Aucun des séminaux présents ne parle, chacun se contente de marcher en regardant ses pieds. Les agents flexibles qui bordent la file, affublés de masques de dragons asiatiques, restent parfaitement immobiles, anonymes et plantés là comme de simples pylones.
On intime l'ordre à Cassandre, comme à tous ceux passés avant elle, de se déshabiller complètement. On ne lui demande aucune information personnelle : ni nom, ni age, ni rien. Elle s'exécute docilement et pose sur le comptoir sa courte robe de cuir ainsi que sa culotte et ses talons. Les deux séminaux à la suite de la file n'osent même pas jeter un oeil. L'hybride chien en blouse blanche à l'accueil s'occupe de fouiller toutes les poches, de renifler les odeurs, et de noter sur un graphotronc les objets collectés. Il découvre dans une petite cache de la robe une carte sur laquelle est inscrit :
P. Van Dyck
314 159 265 358
L'homme-chien aboie de surprise. Il renifle la carte et aboie de nouveau, puis il pivote sur son fauteuil à roulettes et enfonce la patte dans un commutateur vaginal à proximité. Il aboie sur la machine :
-J'ai là quelque chose qui devrait vous intéresser. C'est important. Je pense que vous devriez vous en occuper personnellement... Je vous transmet l'objet. Ainsi que la propriétaire.
Il retire sa patte, insère la carte dans un transmetteur vaginal, et fait signe à un agent flexible de faire passer Cassandre par une porte spéciale, à l'opposé de celle où les précédents séminaux ont été envoyés.
L'agent prend la fille nue par le bras et tous deux passent par la porte indiquée, puis traversent un long couloir vitré où l'on voit s'activer des dizaines d'hommes et d'hybrides en costume derrière des bureaux ou debout devant des tableaux blancs barbouillés de schémas et de photos en tous genres. Malgré tout ce qu'elle a pu connaître par le passé, Cassandre commence à éprouver de la gêne à se trouver nue dans un environnement si propre et organisé. Ils s'arrêtent face à une porte sur laquelle on peut lire en grosses lettres noires :
SGT. POPPERS
Le masque de dragon frappe brièvement et fait entrer la jeune fille. A l'intérieur, l'hybride morse, le supposé cerveau du coup de filet au Pêcheur. Assis à son grand bureau de bois brut, il s'emploie à annoter des fiches. Il lève un regard franchement étonné sur Cassandre, qui se cache le sexe des deux mains.

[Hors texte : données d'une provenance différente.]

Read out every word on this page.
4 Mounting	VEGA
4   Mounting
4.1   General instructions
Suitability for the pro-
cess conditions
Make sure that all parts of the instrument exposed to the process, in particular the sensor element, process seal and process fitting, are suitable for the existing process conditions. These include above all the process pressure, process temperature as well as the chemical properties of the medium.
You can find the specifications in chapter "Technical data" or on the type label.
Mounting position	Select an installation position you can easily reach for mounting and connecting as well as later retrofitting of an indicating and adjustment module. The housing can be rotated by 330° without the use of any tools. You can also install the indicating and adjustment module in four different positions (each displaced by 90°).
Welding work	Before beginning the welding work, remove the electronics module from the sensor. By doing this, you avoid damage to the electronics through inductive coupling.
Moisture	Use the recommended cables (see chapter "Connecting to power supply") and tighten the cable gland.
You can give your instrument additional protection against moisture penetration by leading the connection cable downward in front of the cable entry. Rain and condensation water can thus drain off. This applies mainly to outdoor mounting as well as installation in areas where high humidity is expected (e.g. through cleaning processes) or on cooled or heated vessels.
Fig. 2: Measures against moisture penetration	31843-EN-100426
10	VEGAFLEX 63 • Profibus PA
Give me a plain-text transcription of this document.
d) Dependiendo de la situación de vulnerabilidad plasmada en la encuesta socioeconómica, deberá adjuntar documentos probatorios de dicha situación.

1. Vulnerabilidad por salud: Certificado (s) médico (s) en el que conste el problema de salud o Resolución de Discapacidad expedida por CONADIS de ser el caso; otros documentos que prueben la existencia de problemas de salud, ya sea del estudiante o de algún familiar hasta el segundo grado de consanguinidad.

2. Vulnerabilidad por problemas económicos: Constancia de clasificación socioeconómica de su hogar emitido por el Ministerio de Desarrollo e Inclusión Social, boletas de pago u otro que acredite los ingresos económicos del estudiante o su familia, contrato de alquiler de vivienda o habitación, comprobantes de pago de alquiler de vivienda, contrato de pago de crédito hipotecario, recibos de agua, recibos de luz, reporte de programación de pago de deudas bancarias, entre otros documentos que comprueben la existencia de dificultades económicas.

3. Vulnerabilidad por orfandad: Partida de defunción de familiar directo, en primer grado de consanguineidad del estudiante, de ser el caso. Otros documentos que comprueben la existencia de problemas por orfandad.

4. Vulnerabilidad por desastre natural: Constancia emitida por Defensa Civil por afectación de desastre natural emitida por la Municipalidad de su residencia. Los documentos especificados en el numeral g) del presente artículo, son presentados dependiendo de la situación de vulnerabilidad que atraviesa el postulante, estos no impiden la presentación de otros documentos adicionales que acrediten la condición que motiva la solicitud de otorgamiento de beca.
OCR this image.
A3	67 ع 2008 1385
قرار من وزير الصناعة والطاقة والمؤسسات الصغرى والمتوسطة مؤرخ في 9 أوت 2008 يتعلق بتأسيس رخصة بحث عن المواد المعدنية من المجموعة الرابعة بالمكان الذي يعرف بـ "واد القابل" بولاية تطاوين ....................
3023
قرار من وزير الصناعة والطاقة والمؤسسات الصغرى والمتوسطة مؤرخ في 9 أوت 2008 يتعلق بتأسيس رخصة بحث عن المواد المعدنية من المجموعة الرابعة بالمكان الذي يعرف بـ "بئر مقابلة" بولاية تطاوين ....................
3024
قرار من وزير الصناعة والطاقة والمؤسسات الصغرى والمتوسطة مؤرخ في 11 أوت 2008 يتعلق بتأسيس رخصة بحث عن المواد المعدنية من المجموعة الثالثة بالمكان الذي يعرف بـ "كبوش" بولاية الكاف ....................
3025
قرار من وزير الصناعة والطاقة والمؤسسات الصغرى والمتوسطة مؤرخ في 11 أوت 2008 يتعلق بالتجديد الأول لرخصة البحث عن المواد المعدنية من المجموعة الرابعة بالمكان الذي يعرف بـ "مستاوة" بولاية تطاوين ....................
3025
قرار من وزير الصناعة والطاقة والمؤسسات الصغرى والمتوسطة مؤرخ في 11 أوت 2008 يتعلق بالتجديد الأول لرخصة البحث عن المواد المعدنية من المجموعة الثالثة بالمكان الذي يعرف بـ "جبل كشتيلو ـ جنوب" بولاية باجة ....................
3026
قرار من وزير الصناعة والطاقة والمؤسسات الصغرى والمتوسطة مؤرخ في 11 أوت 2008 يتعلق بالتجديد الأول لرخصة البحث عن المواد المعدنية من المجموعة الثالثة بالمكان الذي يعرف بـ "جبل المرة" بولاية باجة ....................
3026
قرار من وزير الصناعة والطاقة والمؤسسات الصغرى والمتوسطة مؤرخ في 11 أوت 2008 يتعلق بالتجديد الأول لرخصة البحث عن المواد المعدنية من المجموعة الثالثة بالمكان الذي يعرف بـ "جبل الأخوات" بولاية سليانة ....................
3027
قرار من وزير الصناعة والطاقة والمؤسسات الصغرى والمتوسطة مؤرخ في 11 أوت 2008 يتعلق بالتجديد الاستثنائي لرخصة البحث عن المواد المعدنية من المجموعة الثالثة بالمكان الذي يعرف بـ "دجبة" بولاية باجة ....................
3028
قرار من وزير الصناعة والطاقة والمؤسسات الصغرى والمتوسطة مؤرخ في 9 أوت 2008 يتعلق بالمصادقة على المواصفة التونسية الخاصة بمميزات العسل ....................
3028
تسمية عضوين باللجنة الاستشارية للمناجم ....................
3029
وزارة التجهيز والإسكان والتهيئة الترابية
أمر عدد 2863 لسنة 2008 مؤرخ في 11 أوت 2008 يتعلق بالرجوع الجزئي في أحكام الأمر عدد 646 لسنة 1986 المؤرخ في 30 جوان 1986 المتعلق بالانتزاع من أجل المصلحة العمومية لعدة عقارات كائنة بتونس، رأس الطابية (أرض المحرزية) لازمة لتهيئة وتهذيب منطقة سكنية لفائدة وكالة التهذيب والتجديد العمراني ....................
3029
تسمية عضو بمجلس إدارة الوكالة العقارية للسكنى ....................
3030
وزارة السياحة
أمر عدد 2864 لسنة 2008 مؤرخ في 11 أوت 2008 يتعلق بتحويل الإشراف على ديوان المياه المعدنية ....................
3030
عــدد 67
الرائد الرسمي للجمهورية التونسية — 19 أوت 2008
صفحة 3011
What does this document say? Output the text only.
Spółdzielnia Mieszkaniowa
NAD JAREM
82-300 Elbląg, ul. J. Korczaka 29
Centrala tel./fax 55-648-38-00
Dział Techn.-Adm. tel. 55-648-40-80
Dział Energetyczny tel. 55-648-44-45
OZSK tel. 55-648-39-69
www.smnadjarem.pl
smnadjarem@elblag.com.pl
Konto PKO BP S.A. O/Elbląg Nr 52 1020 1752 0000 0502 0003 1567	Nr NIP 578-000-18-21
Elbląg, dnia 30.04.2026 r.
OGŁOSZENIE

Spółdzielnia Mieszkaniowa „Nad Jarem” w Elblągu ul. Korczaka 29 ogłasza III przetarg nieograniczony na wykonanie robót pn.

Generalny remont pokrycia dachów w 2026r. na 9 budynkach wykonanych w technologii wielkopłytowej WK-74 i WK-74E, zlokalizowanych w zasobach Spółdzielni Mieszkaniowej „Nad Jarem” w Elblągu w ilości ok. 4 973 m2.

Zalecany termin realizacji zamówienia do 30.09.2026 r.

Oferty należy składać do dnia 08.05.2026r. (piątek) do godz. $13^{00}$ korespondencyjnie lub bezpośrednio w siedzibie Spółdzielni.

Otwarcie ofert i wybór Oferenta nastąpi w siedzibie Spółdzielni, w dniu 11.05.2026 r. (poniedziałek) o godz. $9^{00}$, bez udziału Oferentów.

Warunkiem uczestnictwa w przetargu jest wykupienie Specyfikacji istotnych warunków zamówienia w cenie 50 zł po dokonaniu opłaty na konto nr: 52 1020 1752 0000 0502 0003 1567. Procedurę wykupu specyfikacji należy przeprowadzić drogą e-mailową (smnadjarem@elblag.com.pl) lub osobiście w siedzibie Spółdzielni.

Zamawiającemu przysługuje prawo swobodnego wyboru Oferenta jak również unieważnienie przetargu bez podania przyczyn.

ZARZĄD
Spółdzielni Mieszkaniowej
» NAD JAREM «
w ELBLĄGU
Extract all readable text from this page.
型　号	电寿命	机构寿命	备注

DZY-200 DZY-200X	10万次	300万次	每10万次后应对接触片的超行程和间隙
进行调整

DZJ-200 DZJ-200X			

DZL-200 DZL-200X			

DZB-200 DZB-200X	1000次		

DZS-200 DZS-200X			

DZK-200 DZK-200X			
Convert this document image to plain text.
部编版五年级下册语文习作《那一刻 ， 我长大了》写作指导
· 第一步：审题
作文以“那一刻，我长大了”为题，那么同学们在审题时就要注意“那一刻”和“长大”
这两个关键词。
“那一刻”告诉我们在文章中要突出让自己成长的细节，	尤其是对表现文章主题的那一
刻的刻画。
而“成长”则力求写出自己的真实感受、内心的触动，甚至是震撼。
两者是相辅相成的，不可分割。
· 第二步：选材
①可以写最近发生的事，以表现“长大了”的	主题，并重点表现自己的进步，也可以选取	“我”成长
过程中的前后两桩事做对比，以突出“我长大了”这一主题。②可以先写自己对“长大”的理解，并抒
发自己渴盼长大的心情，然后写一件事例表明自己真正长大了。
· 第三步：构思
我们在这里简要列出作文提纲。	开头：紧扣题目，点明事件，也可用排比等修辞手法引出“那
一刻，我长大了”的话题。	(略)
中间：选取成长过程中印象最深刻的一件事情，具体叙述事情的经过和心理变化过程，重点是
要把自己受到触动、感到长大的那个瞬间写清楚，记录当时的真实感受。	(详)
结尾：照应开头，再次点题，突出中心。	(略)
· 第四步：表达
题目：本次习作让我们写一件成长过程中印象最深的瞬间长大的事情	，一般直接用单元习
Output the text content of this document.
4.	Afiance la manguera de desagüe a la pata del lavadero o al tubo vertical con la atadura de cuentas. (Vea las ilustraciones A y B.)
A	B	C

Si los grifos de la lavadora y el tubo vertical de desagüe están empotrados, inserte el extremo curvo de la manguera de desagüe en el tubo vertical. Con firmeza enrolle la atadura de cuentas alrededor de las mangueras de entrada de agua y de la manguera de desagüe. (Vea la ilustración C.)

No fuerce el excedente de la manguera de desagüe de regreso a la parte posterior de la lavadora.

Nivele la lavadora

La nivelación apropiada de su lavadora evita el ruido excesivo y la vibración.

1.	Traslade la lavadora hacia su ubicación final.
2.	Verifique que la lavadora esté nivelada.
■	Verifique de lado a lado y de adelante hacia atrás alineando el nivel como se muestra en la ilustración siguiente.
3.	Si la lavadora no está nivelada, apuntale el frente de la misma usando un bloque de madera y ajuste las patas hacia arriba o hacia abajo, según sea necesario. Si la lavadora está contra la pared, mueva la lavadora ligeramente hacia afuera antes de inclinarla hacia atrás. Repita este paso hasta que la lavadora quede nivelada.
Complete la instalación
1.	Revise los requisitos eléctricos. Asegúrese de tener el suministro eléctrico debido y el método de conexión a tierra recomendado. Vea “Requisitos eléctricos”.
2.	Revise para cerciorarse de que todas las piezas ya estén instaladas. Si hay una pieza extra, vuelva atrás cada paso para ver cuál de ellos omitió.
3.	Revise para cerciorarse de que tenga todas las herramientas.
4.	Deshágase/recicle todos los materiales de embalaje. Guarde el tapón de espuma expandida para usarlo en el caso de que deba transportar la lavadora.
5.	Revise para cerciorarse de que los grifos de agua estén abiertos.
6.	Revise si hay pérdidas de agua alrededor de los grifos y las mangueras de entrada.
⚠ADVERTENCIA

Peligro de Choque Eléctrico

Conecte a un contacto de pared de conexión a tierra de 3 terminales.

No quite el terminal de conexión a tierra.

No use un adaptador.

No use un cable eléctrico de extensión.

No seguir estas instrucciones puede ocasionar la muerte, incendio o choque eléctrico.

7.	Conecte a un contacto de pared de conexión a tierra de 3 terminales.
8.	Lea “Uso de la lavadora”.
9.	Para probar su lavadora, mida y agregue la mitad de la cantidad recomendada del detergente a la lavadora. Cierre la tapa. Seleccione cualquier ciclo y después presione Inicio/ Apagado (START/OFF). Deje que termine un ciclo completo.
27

-Vous ? demande-t-il d'une voix rendue plus aigue par la surprise.
Cassandre hausse les épaules, confuse. Le morse reprend un air de sévérité professionnelle et enchaîne :
-Hum... Asseyez-vous.
Le masque de dragon sort et ferme la porte derrière lui tandis que la jeune fille prend place sur le siège en aluminium, face au morse. Le contact froid du métal la fait grimacer.
-Je suis le sergent Poppers. C'est un nom de code bien entendu. Je suis l'homme derrière les boutons de commande. Quel est votre nom ?
-Cassandre.
Elle s'exprime d'une petite voix faible et traînante et semble bien en peine de se focaliser sur son interlocuteur.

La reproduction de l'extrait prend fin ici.